On devine par-là que le ton n'y sera jamais totalement neutre. Pas tant rebelle qu'imperméable aux modes, structuraliste ou maoïste. Il est vrai que son siège social ne se situe pas exactement rive gauche et qu'on ferraille gentiment avec Tel Quel.
La plume swiftienne de son créateur Michel Mourlet guide les éditoriaux.

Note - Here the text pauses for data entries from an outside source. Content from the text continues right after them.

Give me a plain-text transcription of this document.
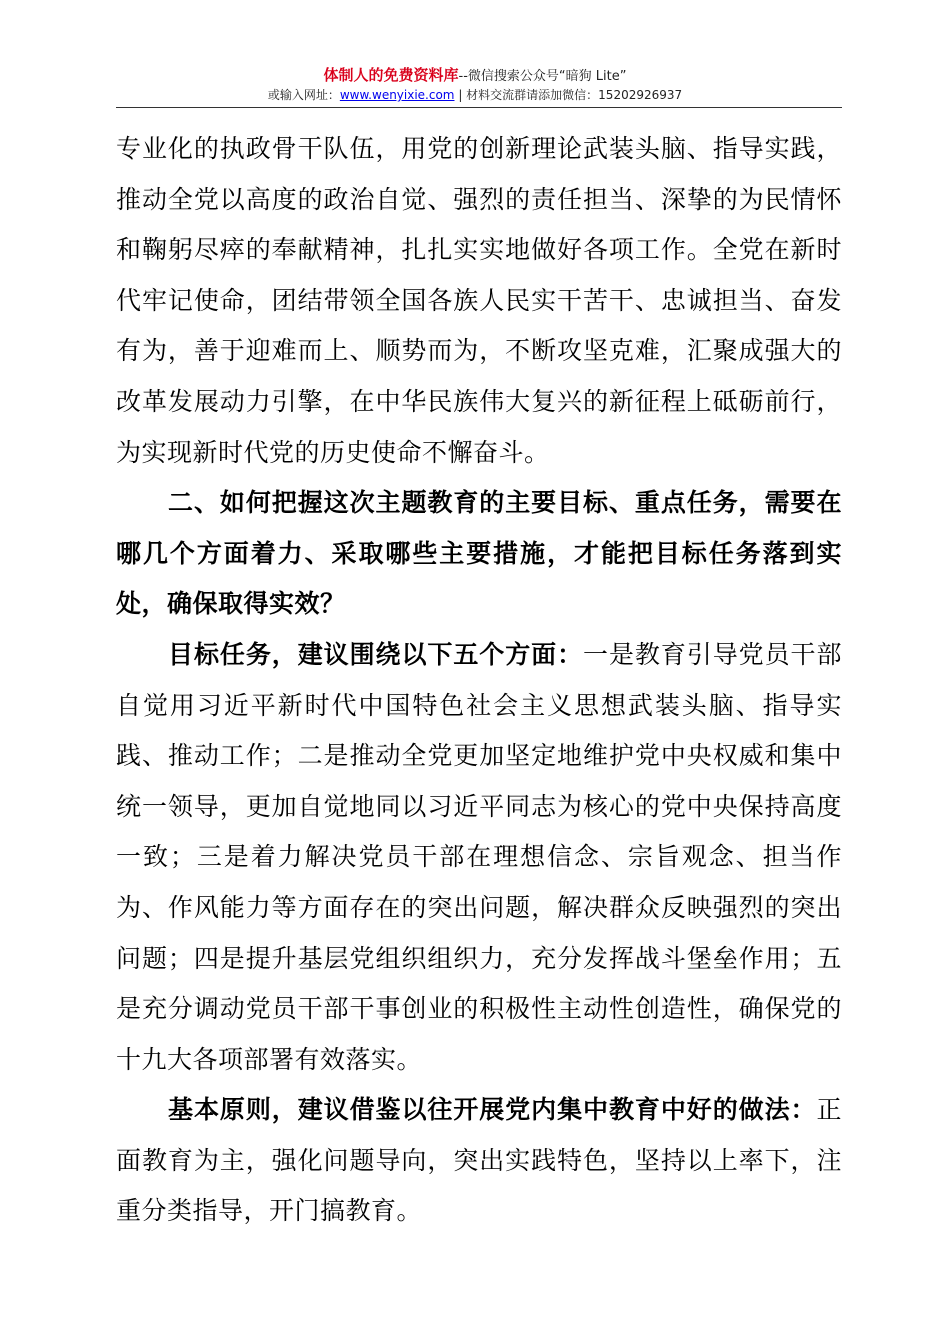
体制人的免费资料库--微信搜索公众号“暗狗 Lite”
或输入网址：www.wenyixie.com | 材料交流群请添加微信：15202926937

专业化的执政骨干队伍，用党的创新理论武装头脑、指导实践，推动全党以高度的政治自觉、强烈的责任担当、深挚的为民情怀和鞠躬尽瘁的奉献精神，扎扎实实地做好各项工作。全党在新时代牢记使命，团结带领全国各族人民实干苦干、忠诚担当、奋发有为，善于迎难而上、顺势而为，不断攻坚克难，汇聚成强大的改革发展动力引擎，在中华民族伟大复兴的新征程上砥砺前行，为实现新时代党的历史使命不懈奋斗。

二、如何把握这次主题教育的主要目标、重点任务，需要在哪几个方面着力、采取哪些主要措施，才能把目标任务落到实处，确保取得实效？

目标任务，建议围绕以下五个方面：一是教育引导党员干部自觉用习近平新时代中国特色社会主义思想武装头脑、指导实践、推动工作；二是推动全党更加坚定地维护党中央权威和集中统一领导，更加自觉地同以习近平同志为核心的党中央保持高度一致；三是着力解决党员干部在理想信念、宗旨观念、担当作为、作风能力等方面存在的突出问题，解决群众反映强烈的突出问题；四是提升基层党组织组织力，充分发挥战斗堡垒作用；五是充分调动党员干部干事创业的积极性主动性创造性，确保党的十九大各项部署有效落实。

基本原则，建议借鉴以往开展党内集中教育中好的做法：正面教育为主，强化问题导向，突出实践特色，坚持以上率下，注重分类指导，开门搞教育。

Le frontispice franchi, seule une constante exigence anime toutes les rubriques (littérature, cinéma, théâtre, peinture, gastronomie...).
Jacques Lourcelles, le compère mac-mahonien, hérite fort logiquement de la rubrique cinéma, avec pour pièces de choix des articles sur Preminger, Sirk, Buñuel ou Pialat, préambule à son hétérodoxe et réjouissant Dictionnaire des films.
On y (re)découvre le style et les obsessions de Jean-Pierre Martinet, stakhanoviste et champion des notes de lecture (entre autres fonctions) : ses quelques pages sur Emily Dickinson et Ernst Jünger justifient à elles seules l'acquisition de cette anthologie.
On serait bien en peine de trouver une revue de l'époque faisant avant tout son miel de Georg Trakl, Philippe Jaccottet, Jacques Chessex (pré-Goncourt) ou Carson McCullers. La pertinente inactualité des copieux dossiers étonne et détonne : cardinal de Retz, Calet, Montherlant, Caillois, Barrès, Vialatte, Malet...
Jaccottet, Sirk ou Chessex s'invitent dans le courrier des lecteurs. De fait, ébullition et émulation sont permanentes. Au sein d'une bande marginale et confidentielle, les distinctions entre auteurs et intervieweurs, lecteurs et contributeurs, s'estompent. Il serait injuste d'y voir un délit d'initiés, et presque répréhensible de ne pas s'initier à ces délices : brillants, jubilatoires et émoustillants.